The Court of Appeal rejected the claim that at the leave/certification stage there needs to be either a full materiality analysis of a public correction or an immediate price drop that follows a correction. Rather, it prescribed a fairly straightforward test: "In all cases, the inquiry should be straightforward and functional: did the alleged correction actually correct the alleged misrepresentation or not?" In the case of Akumin, the appeal panel found that it was clear that there had been public corrections in all four of its disclosures and, as such, it upheld the granting of leave and the certification of the class action.
The appeal panel also rejected the assertion that the test for leave under s.138.3 of the Securities Act requires an analysis of whether the securities at issue trade on an efficient market, stating
"Moreover, as the motion judge correctly pointed out, the "efficient market" precondition proposed by the appellants would be inconsistent with the text of the statute as well as the underlying goals of the statutory scheme. The text of s. 138.3(1) contains no such "efficient market" limitation on claims for secondary market misrepresentation, while ss. 138.5(1), (2) and (3) (as well as the regulations),[6] provide formulas for determining damages or limitations on liability in respect of securities that do not trade on a "published market". Nor would such an efficient market requirement accord with the policy objectives underlying the enactment of the civil liability regime in Part XXIII.1 of the SA, which included protecting investors from corporate nondisclosure.
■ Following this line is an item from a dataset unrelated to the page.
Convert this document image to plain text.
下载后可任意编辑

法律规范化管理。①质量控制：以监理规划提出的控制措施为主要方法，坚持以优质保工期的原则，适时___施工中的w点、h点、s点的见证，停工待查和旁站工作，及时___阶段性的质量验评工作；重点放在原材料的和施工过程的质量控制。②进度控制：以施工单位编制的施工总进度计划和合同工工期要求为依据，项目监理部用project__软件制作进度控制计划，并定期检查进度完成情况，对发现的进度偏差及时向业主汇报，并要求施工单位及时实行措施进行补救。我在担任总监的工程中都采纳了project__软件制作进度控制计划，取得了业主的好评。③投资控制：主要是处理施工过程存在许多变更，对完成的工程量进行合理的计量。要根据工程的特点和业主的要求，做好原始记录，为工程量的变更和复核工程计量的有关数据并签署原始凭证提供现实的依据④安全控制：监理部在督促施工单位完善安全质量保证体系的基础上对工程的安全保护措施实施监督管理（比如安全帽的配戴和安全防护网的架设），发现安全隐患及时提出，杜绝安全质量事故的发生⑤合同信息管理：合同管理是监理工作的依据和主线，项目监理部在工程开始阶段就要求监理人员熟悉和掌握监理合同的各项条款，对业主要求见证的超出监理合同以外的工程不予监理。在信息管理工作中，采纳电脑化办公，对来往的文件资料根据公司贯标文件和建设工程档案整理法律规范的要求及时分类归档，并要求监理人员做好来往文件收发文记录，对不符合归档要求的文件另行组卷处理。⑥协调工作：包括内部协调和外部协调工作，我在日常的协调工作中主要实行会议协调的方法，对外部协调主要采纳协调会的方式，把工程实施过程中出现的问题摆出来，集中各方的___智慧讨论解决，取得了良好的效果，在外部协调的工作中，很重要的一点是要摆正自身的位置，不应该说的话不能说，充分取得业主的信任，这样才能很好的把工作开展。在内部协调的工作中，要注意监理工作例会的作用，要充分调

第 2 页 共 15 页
In fact, it would frustrate those objectives by denying investors who had suffered losses from secondary market misrepresentation from accessing the statutory remedy merely because the market in which their securities traded was not an efficient one. There is no support for the view that the legislature intended to protect only investors in exchange-traded securities."
The Court of Appeal rejected the remainder of the appellant's arguments against certification and upheld the motion decision certifying the class action and allowing it to proceed.
This decision is just the latest chapter in the Ontario courts' efforts to interpret and define the test for leave prescribed by Part XXIII.1 of the Securities Act over the past two decades since it came into force. While many decisions have emphasized that the leave requirement is not a mere "speed bump" in a proposed class action, this decision illustrates that the courts will apply an expansive interpretation of the requirements under Part XXIII.1 to allow actions to proceed and will reject overly technical interpretations of the statute that would obstruct actions that may have merit.